The Employee, Customer, and Vendor classes should not share a common base class. But they do share some properties: names (as shown earlier), addresses, and contact phone numbers. You could factor out those properties into an interface:

public interface IContactInfo
{
  string Name { get; }
  PhoneNumber PrimaryContact { get; }
  PhoneNumber Fax { get; }
  Address PrimaryAddress { get; }
}

public class Employee : IContactInfo
{
  // implementation deleted.
}
This new interface can simplify your programming tasks by letting you build common routines for unrelated types:

public void PrintMailingLabel( IContactInfo ic )
{
  // implementation deleted.
}

This one routine works for all entities that implement the IContactInfo interface. Customer, Employee, and Vendor all use the same routinebut only because you factored them into interfaces.

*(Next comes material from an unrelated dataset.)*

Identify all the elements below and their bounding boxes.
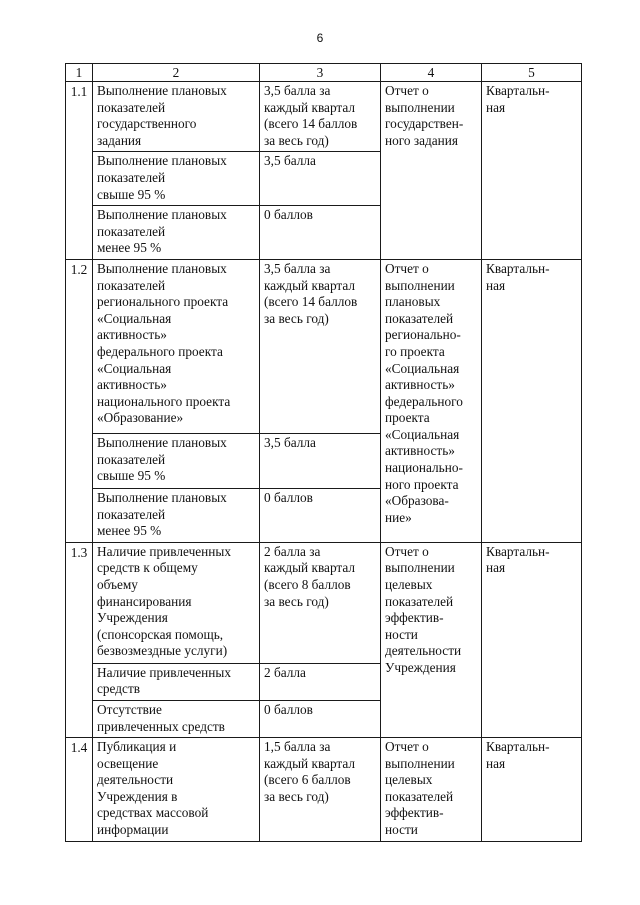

Using interfaces also means that you can occasionally save an unboxing penalty for structs. When you place a struct in a box, the box supports all interfaces that the struct supports. When you access the struct through the interface pointer, you don't have to unbox the struct to access that object. To illustrate, imagine this struct that defines a link and a description:

public struct URLInfo : IComparable
{
  private string URL;
  private string description;

  public int CompareTo( object o )
  {
    if (o is URLInfo)
    {
      URLInfo other = ( URLInfo ) o;
      return CompareTo( other );
    }
    else
      throw new ArgumentException(
        "Compared object is not URLInfo" );
  }

  public int CompareTo( URLInfo other )
  {
    return URL.CompareTo( other.URL );
  }
}

You can create a sorted list of URLInfo objects because URLInfo implements IComparable. The URLInfo structs get boxed when added to the list. But the Sort() method does not need to unbox both objects to call CompareTo(). You still need to unbox the argument (other), but you don't need to unbox the left side of the compare to call the IComparable.CompareTo() method.

Base classes describe and implement common behaviors across related concrete types. Interfaces describe atomic pieces of functionality that unrelated concrete types can implement. Both have their place. Classes define the types you create. Interfaces describe the behavior of those types as pieces of functionality. If you understand the differences, you will create more expressive designs that are more resilient in the face of change. Use class hierarchies to define related types. Expose functionality using interfaces implemented across those types.